With the combination of a credit union chatbot at the forefront and human service agents ready to handle complex issues, credit unions can deliver a more robust and enjoyable service experience from start to finish.
Empowering Human Agents and Chatbots Through Knowledge Engagement
Improving the digital member experience is paramount for all credit unions, especially as consumers become more comfortable with businesses moving to an online experience. Adding a credit union chatbot sets the stage for improvement in this area of member service. Members can resolve basic issues on their own with the help of a chatbot, and transition to a human agent should things become more complex.
But both chatbots and human agents can only be helpful if they’re delivering the right information to the right member at the right time. And that’s where a knowledge engagement platform comes in.
A knowledge engagement platform acts as a hub for all information that call center agents and customers might need. It can be either internal (i.e. something that human agents can search when they need to answer a complicated question) or member-facing (i.e. a self-service knowledge base that members can search themselves).
Here are a couple ways a knowledge engagement platform could be used in combination with a chatbot:
The Self-Service Dialogue Tree
A member might engage with a credit union chatbot to find a specific piece of information (for example, they might want to learn more about applying for a mortgage). They might navigate through some pre-written options with the chatbot and eventually click the option “I’d like to see a sample mortgage application.” When they click this option, the chatbot could be programmed to share the link to a post in the member-facing knowledge engagement platform with a sample mortgage application that the member can download.
The Quick-Responding Human Agent
For issues that are too nuanced to be resolved through a dialogue tree, a chatbot can bring a human agent into the conversation. From there, the agent can chat with the member to get a better sense of what they’re looking for. Once the agent understands the member’s question, they can search their credit union’s internal knowledge base to find an answer that they can then share with the member over chat.

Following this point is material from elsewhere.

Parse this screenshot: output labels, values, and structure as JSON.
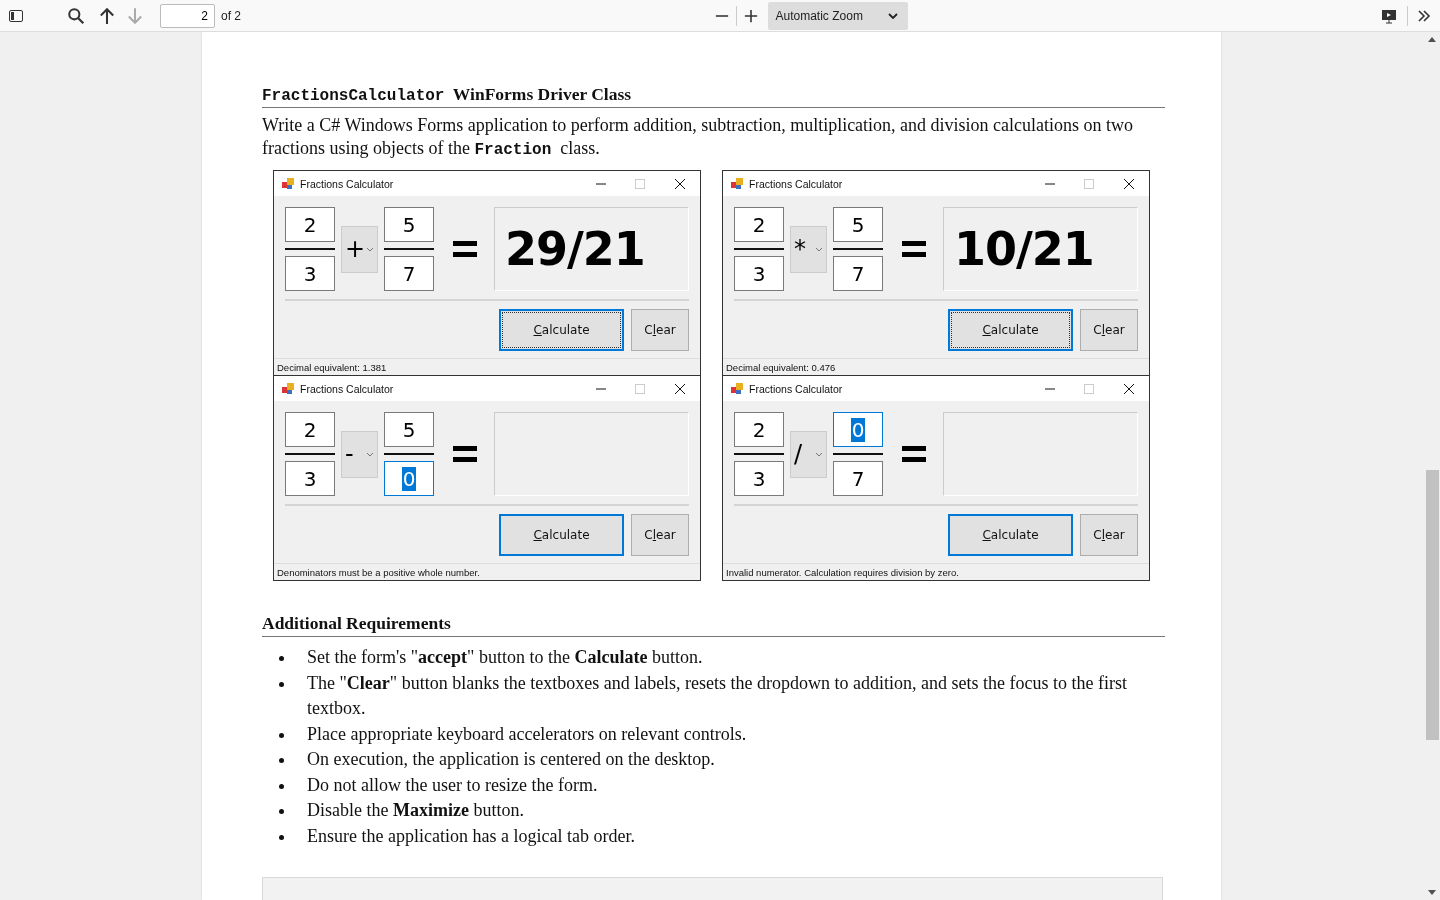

Ideally, the information that the member needs will already exist in the knowledge engagement platform. Many knowledge engagement platforms also allow human agents to post new questions when they can’t find a piece of information. Subject matter experts are notified when an agent posts a new question and can provide an answer to share with the member. This allows the credit union to grow their knowledge base over time so that it becomes less and less likely that a chatbot or human agent will be stumped.
The Future of Chatbots in Credit Unions
Chatbots—especially when paired with a searchable knowledge engagement platform— give rise to an improved digital-first experience that members crave while freeing up valuable time of member service agents that can then be used for high-level service issues. It’s a win-win scenario for credit unions willing to lean into the growing need for digital transformation.